"Chance nur alle 100 Jahre"

Der orange markierte Teil ist der von Klepièrre erworbene, der grüne befindet sich im Eigentum der Stadt Köln.
Quelle: imago, Urheber: Udo Gottschalk, Bearbeitung: Immobilien Zeitung

Köln. Jahrzehntelang verfielen die Grundstücke des ehemaligen WDR-Karrees und die benachbarten Flächen direkt am Dom. Nun hat die Düsseldorfer Gerchgroup die Immobilien erworben und will die Flächen für bis zu 250 Mio. Euro entwickeln.

Von Filetstücken zu sprechen ist so eine Sache. Wenn es nach Entwicklern und Investoren geht, besteht dieses Land praktisch nur aus Filetstücken. Wenn es nach Maklern geht, sowieso. Die jetzt in Köln verkauften Grundstücke dürfen aber getrost als Filetstücke bezeichnet werden - und das vermutlich sogar gemessen an weltweitem Maßstab.

Auf der Südseite des Unesco-Weltkulturerbes Kölner Dom, unmittelbar an den Roncalliplatz mit dem Römisch-Germanischen Museum und dem Domhotel gelegen, hat die Gerchgroup ein 6.300 m² großes bebautes Grundstück erworben. Es setzt sich aus zwei Karrees zusammen, die zum einen direkt an die Straße Am Hof am Roncalliplatz, zum anderen in der Straße Unter Goldschmied liegen. Haupteigentümer der Flächen war bislang Klepièrre aus Frankreich. Für die übrigen Teile des Grundstücks wurde das Erbbaurecht von der Stadt Köln erworben. Insgesamt, so heißt es in Köln, haben die Düsseldorfer einen hohen zweistelligen Millionenbetrag für die Flächen bezahlt.

Der weitaus größte Teil des Gebäudebestands - er summiert sich auf aktuell rund 33.000 m² - ist am ehesten mit dem Begriff Schandfleck zu beschreiben. Es gibt ein düsteres, stinkendes Parkhaus, ein paar Kneipen und das große leer stehende Geschäftshaus, in dem einmal der Music Store untergebracht war. Einziges, auch architektonisches Highlight, ist das Senats Hotel mit seiner Fassade aus den 1950er Jahren.

"An dieser Stelle eröffnet sich uns jetzt eine Chance, die sich vielleicht nur alle 100 Jahre ergibt, endlich eine attraktive und würdige Gestaltung und Nutzung der Südseite am Roncalliplatz zu entwickeln", erläutert die Kölner Oberbürgermeisterin Henriette Reker. "Die Neuordnung und der Umbau in dieser einmaligen Lage bringt eine hohe städtebauliche und architektonische Verantwortung für den Investor mit sich."

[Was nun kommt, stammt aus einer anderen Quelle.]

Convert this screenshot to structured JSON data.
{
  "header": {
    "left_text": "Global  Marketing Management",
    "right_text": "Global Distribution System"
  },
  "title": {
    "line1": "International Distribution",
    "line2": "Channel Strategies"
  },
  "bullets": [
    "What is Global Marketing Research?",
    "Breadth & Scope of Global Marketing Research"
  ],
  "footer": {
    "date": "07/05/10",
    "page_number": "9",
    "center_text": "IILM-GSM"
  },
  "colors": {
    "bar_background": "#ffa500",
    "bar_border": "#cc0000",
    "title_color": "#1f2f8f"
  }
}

Dieser Verantwortung ist sich der Investor offenbar bewusst. Geplant ist an dieser Stelle ein "modernes urbanes Quartier". Genaueres lässt sich noch nicht sagen. Zum einen, weil für die Flächen voraussichtlich Wettbewerbsverfahren anstehen, deren Ergebnisse noch keiner kennt. Zum anderen, weil der Stadt Köln mit Franz-Josef Höing gerade der oberste Stadtplaner nach Hamburg verlustig ging und nun erst einmal ein neuer gefunden werden muss.

Der Vorstandsvorsitzende der Gerchgroup, Mathias Düsterdick, erklärt aber, dass an eine Mischnutzung aus einem bis zwei Hotels, Büro- und Handelsflächen sowie hochwertigem Wohnraum gedacht wird. Zuvor muss jedoch alles, was nicht unter Denkmalschutz steht, abgerissen werden.

Es gibt, wenig überraschend, bereits zahlreiche Mietinteressenten für die Flächen - vor allem Hotelbetreiber haben es wohl auf das Vorhaben abgesehen. Düsterdick rechnet mit einem Investitionsvolumen von rund 250 Mio. Euro. Als Fertigstellungstermin für das Projekt ist das Jahr 2021 anvisiert. Der Erwerb erfolgte als Asset-Deal, BNPPRE vermittelte. Erst kürzlich hatte die Gerchgroup das Deutz-Areal in Köln erworben.